As part of their outreach to women McCain's aides have started booking him on shows such as "The View" and "Ellen" -- "We're trying to figure out ways to highlight his feminine side," senior aide Mark Salter quipped last week -- but the GOP candidate's campaign still has a fairly masculine feel. While the senator's communication director, director of scheduling operations and national campaign co-chair are women, the top aides who usually travel with him are all men, and McCain has made an occasional comment that takes audiences aback, as he did during an appearance on "The Daily Show" when he referred to a 14-year-old who had questioned his position on equal pay as "a very attractive young woman."

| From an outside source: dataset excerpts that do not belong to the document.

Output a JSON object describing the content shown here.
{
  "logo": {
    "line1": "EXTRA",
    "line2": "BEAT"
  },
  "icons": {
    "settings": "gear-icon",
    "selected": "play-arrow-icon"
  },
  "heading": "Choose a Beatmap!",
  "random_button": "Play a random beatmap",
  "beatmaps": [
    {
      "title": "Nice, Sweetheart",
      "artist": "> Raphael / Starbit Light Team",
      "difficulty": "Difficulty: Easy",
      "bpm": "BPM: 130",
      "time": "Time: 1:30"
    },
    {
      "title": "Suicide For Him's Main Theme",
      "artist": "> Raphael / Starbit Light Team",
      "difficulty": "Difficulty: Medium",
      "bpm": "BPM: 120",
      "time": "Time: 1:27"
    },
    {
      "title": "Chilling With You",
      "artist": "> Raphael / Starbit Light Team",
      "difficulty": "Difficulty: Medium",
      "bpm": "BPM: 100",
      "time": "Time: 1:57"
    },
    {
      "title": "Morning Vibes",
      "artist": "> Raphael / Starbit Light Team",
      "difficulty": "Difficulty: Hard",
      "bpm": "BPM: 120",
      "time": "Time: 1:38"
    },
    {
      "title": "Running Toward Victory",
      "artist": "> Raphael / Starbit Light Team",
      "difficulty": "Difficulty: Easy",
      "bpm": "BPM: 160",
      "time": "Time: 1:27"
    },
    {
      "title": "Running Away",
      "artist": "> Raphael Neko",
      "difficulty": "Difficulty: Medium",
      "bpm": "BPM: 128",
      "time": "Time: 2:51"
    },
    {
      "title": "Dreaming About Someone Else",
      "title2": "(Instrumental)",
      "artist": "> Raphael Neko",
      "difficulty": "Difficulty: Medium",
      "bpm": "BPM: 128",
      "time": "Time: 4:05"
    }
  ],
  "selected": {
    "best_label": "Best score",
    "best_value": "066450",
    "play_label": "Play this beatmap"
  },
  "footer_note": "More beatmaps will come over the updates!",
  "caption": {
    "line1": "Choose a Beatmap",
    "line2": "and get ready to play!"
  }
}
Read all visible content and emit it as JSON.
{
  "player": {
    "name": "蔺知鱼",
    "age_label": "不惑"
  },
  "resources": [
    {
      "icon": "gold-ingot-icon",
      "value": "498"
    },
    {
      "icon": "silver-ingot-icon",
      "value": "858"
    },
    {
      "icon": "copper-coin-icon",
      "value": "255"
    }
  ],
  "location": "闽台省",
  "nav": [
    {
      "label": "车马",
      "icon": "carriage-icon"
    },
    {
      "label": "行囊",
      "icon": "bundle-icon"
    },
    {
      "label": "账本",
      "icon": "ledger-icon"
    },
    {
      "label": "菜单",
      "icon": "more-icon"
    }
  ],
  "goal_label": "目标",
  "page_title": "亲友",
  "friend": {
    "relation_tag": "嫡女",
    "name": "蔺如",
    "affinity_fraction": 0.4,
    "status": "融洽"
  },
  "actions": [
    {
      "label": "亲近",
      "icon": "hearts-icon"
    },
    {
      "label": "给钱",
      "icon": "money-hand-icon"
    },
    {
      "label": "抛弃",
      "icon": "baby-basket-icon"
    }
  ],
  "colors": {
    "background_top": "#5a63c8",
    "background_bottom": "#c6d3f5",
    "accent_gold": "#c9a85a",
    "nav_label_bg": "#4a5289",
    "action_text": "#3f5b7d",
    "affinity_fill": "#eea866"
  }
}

Fiorina, who has spent years addressing female audiences, said she is confident that McCain could appeal to women on issues such as climate change and portable, private health insurance because "very few women who I've met are single-issue voters."

Rep. Rosa DeLauro (D-Conn.), however, said McCain and his aides would be wiser to focus their attention elsewhere.

"I don't think these are folks that are going to go out and be for John McCain," she said of Clinton's backers. "Honestly, in the end I believe it will be a fool's errand."

Polling analyst Jennifer Agiesta contributed to this report.